What This Means for Your Business

Open-source models are already good enough for most business tasks — translation, summarisation, classification, customer service — at a fraction of the cost of API calls to closed providers. If you're spending more than RM 2,000/month on AI API costs, you should be evaluating whether open-source alternatives could handle 50-70% of that volume. Closed models maintain an edge for frontier capabilities (complex reasoning, code generation, creative tasks), so the practical strategy is a hybrid approach. Watch Meta's Llama releases closely — each generation closes the gap with GPT-4 class models. For data-sensitive industries (legal, medical, financial), open-source models you can run on your own infrastructure solve the data sovereignty problem that makes many Malaysian companies hesitant about cloud AI.

What to Actually Worry About

The real risk isn't philosophical — it's practical.
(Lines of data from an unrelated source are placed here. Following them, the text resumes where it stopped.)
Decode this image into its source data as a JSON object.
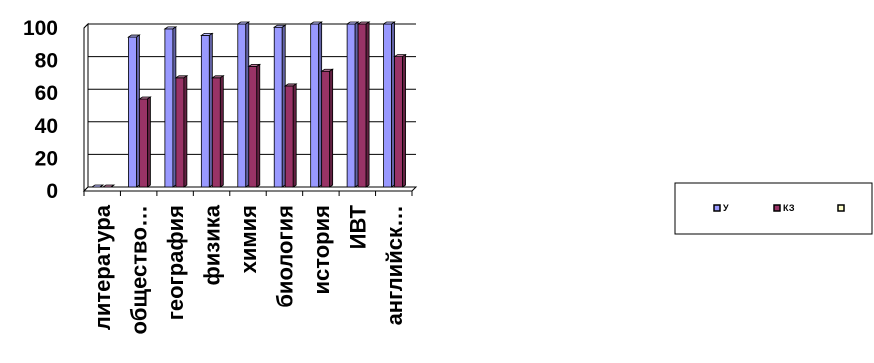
{
  "chart_data": {
    "type": "bar",
    "title": "",
    "xlabel": "",
    "ylabel": "",
    "ylim": [
      0,
      100
    ],
    "yticks": [
      "0",
      "20",
      "40",
      "60",
      "80",
      "100"
    ],
    "categories": [
      "литература",
      "обществo…",
      "география",
      "физика",
      "химия",
      "биология",
      "история",
      "ИВТ",
      "английск…"
    ],
    "series": [
      {
        "name": "У",
        "color": "#9999ff",
        "values": [
          0,
          92,
          97,
          93,
          100,
          98,
          100,
          100,
          100
        ]
      },
      {
        "name": "КЗ",
        "color": "#993366",
        "values": [
          0,
          54,
          67,
          67,
          74,
          62,
          71,
          100,
          80
        ]
      },
      {
        "name": "",
        "color": "#ffffcc",
        "values": [
          0,
          0,
          0,
          0,
          0,
          0,
          0,
          0,
          0
        ]
      }
    ],
    "legend_position": "right",
    "grid": true,
    "style": "3d-clustered-bar"
  }
}
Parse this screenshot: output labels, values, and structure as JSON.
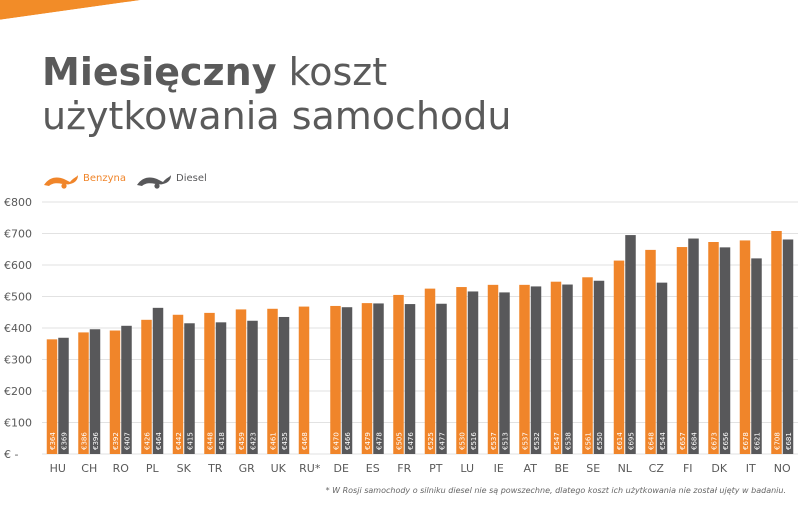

If you go all-in on one closed provider and they change pricing, terms of service, or rate limits, your business is exposed. If you go all-in on open-source, you need in-house technical capacity to deploy and maintain models, which most Malaysian SMEs don't have yet. The sweet spot is using closed APIs through simple integrations now (low barrier, fast value) while building toward open-source capability over time. Also watch the regulatory landscape: the EU AI Act treats open-source models differently from closed ones, and whatever framework Malaysia eventually adopts will likely follow suit. Being fluent in both gives you optionality.